Israeli apartheid: living in Lod doesn’t make you a resident if you marry a Palestinian
Israeli woman denied social benefits for visiting Palestinian husband
by Dana Weiler-Polak in Haaretz, 22nd June 2009
S. was born in Lod, where she lived all her life and is raising her four children. Her only sin, apparently, was in marrying a resident of the territories. That was enough for the National Insurance Institute to continually investigate her, withhold her social benefits and humiliate her.
S., now in her eighth month of pregnancy, has two girls in kindergarten in Lod. She has worked in the city, owns an apartment and pays her bills on time. She is also a client at the local Health Maintenance Organization and well-baby clinics in her neighborhood.

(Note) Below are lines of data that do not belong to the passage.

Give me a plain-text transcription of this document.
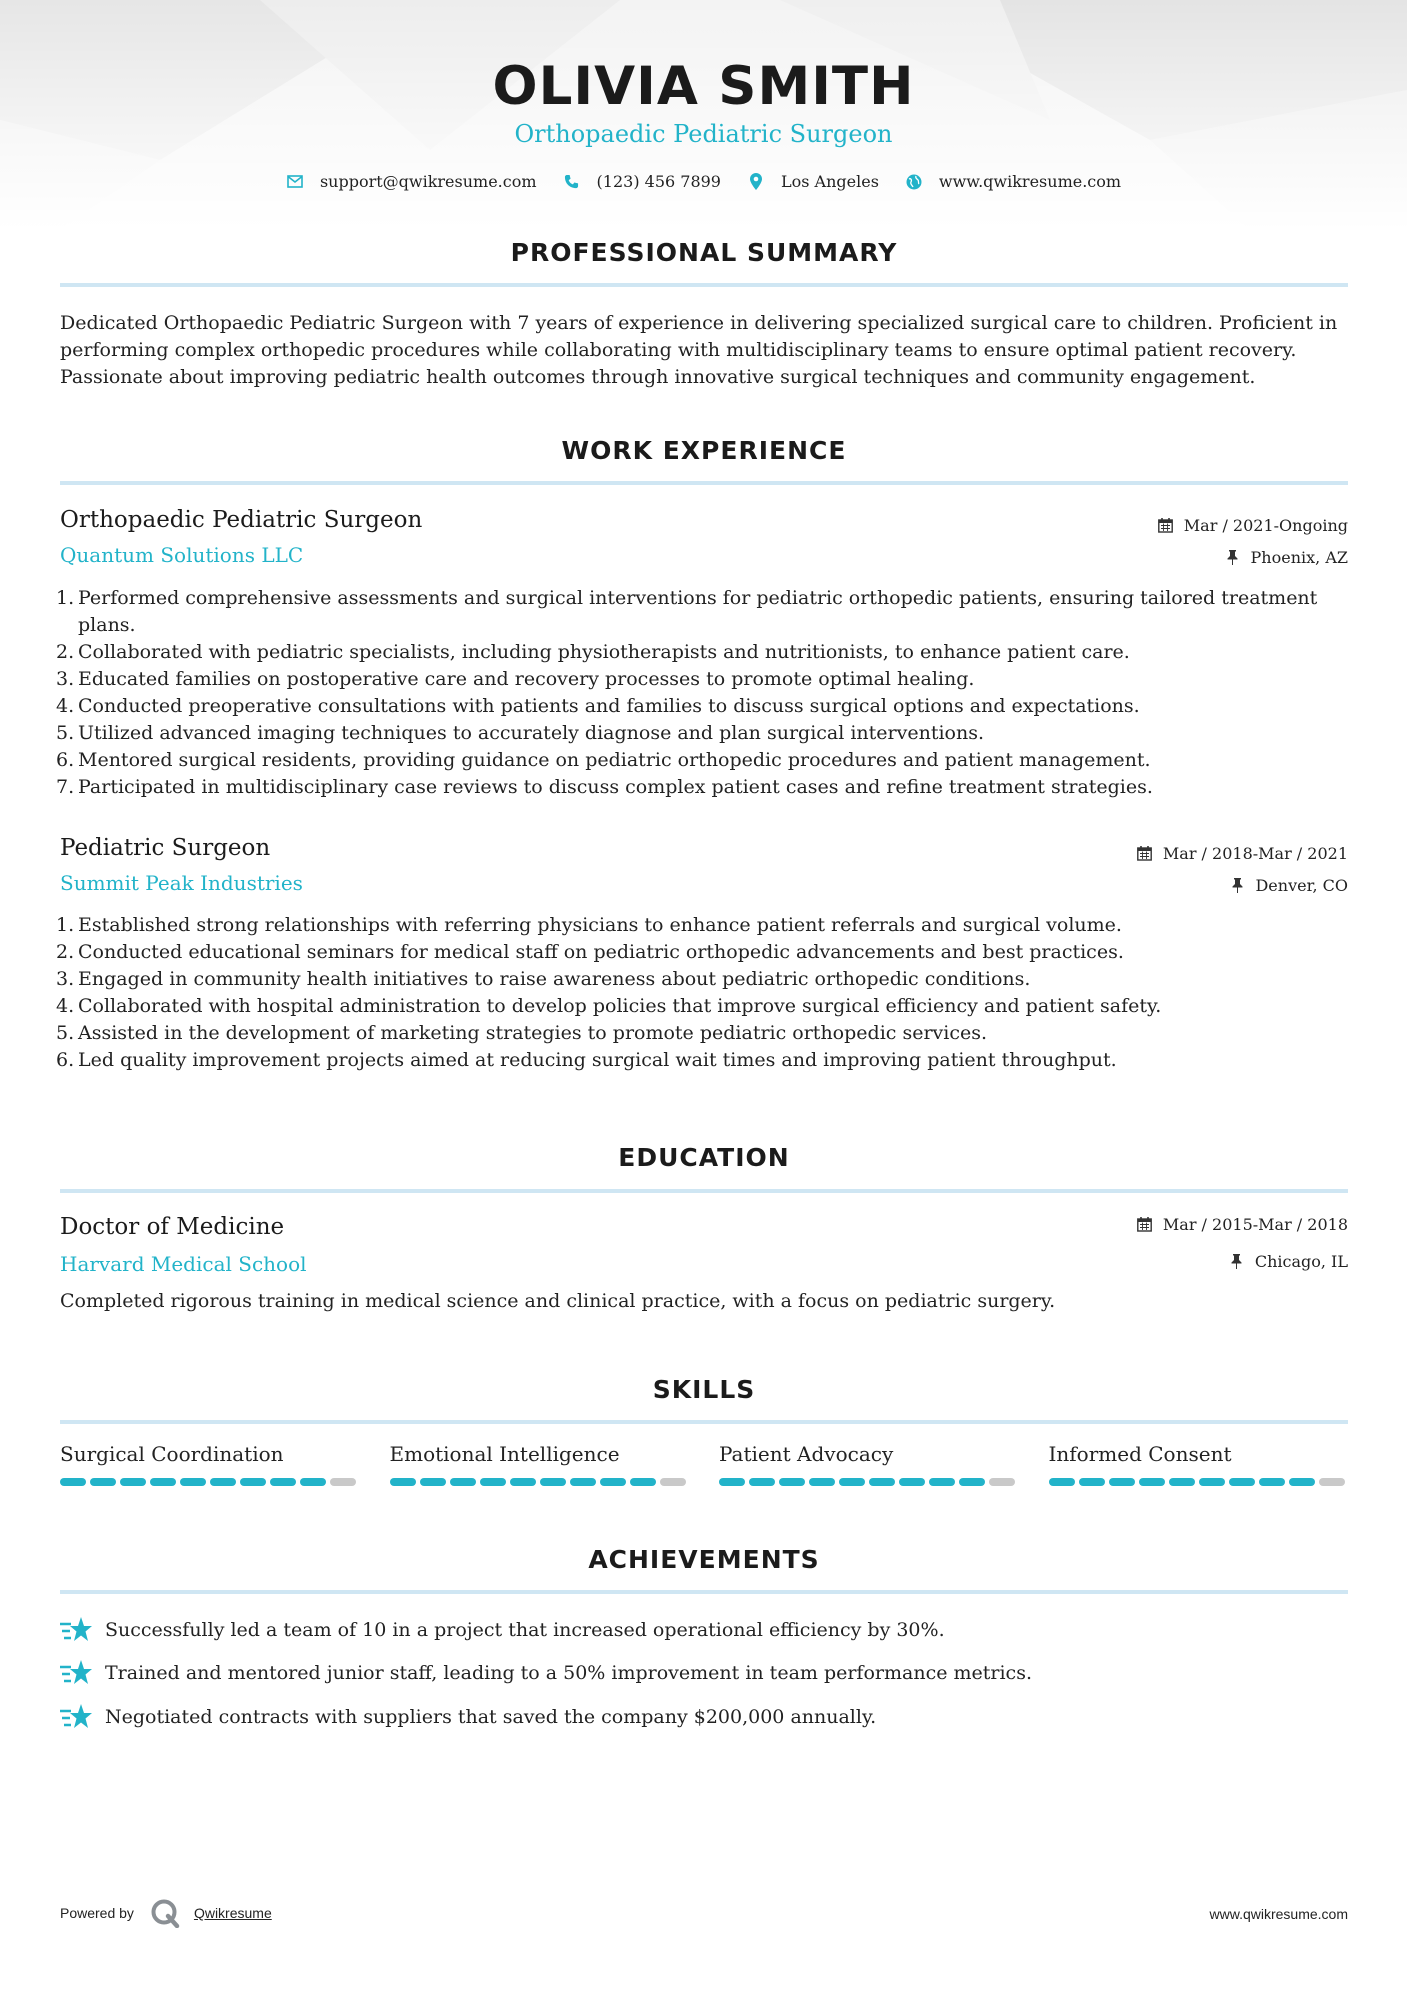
OLIVIA SMITH
Orthopaedic Pediatric Surgeon
support@qwikresume.com	(123) 456 7899	Los Angeles	www.qwikresume.com
PROFESSIONAL SUMMARY
Dedicated Orthopaedic Pediatric Surgeon with 7 years of experience in delivering specialized surgical care to children. Proficient in performing complex orthopedic procedures while collaborating with multidisciplinary teams to ensure optimal patient recovery. Passionate about improving pediatric health outcomes through innovative surgical techniques and community engagement.
WORK EXPERIENCE
Orthopaedic Pediatric Surgeon
Quantum Solutions LLC
Mar / 2021-Ongoing
Phoenix, AZ
1. Performed comprehensive assessments and surgical interventions for pediatric orthopedic patients, ensuring tailored treatment plans.
2. Collaborated with pediatric specialists, including physiotherapists and nutritionists, to enhance patient care.
3. Educated families on postoperative care and recovery processes to promote optimal healing.
4. Conducted preoperative consultations with patients and families to discuss surgical options and expectations.
5. Utilized advanced imaging techniques to accurately diagnose and plan surgical interventions.
6. Mentored surgical residents, providing guidance on pediatric orthopedic procedures and patient management.
7. Participated in multidisciplinary case reviews to discuss complex patient cases and refine treatment strategies.
Pediatric Surgeon
Summit Peak Industries
Mar / 2018-Mar / 2021
Denver, CO
1. Established strong relationships with referring physicians to enhance patient referrals and surgical volume.
2. Conducted educational seminars for medical staff on pediatric orthopedic advancements and best practices.
3. Engaged in community health initiatives to raise awareness about pediatric orthopedic conditions.
4. Collaborated with hospital administration to develop policies that improve surgical efficiency and patient safety.
5. Assisted in the development of marketing strategies to promote pediatric orthopedic services.
6. Led quality improvement projects aimed at reducing surgical wait times and improving patient throughput.
EDUCATION
Doctor of Medicine
Harvard Medical School
Mar / 2015-Mar / 2018
Chicago, IL
Completed rigorous training in medical science and clinical practice, with a focus on pediatric surgery.
SKILLS
Surgical Coordination	Emotional Intelligence	Patient Advocacy	Informed Consent
ACHIEVEMENTS
Successfully led a team of 10 in a project that increased operational efficiency by 30%.
Trained and mentored junior staff, leading to a 50% improvement in team performance metrics.
Negotiated contracts with suppliers that saved the company $200,000 annually.
Powered by	Qwikresume	www.qwikresume.com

However, despite all these facts, the NII has determined that S. does not live in Lod, but rather in the territories with her husband, who is not allowed into Israel.
The NII decided this was the case following S.'s declaration that she had made a short trip to the territories. This means that all her social benefits can be taken away, including her child allowances and payment of her hospital bill when she gives birth, and health insurance for S. and her children.
The last NII investigation, which took 14 months, determined what the two others over the past six years have, that she does not live in Lod. The NII informed S. in a letter that she had 45 days to appeal the decision before her benefits were halted. However, they were stopped immediately.
S. said clerks at her local NII branch refused to accept her appeal, shouting that she was a liar who had children only for the insurance benefits.
S.'s second attempt to approach the NII also ended with her being turned away by shouting clerks rejecting a residency document she had submitted.
A worker from the legal aid group Community Advocacy accompanied S. to the NII with the appeal and a thick file of documents, which the NII rejected the same day. Sigalit Givon-Fadida, director of the Lod Community Advocacy branch, said dozens of their clients had been humiliated by NII clerks, which regularly "prevented people from being innocent until proven guilty."
The National Insurance Institute responded that their investigation showed that S. was not a Lod resident and was therefore not entitled to benefits and that S. could appeal to the Labor tribunal. They said the NII clerks had not behaved in the manner S. described.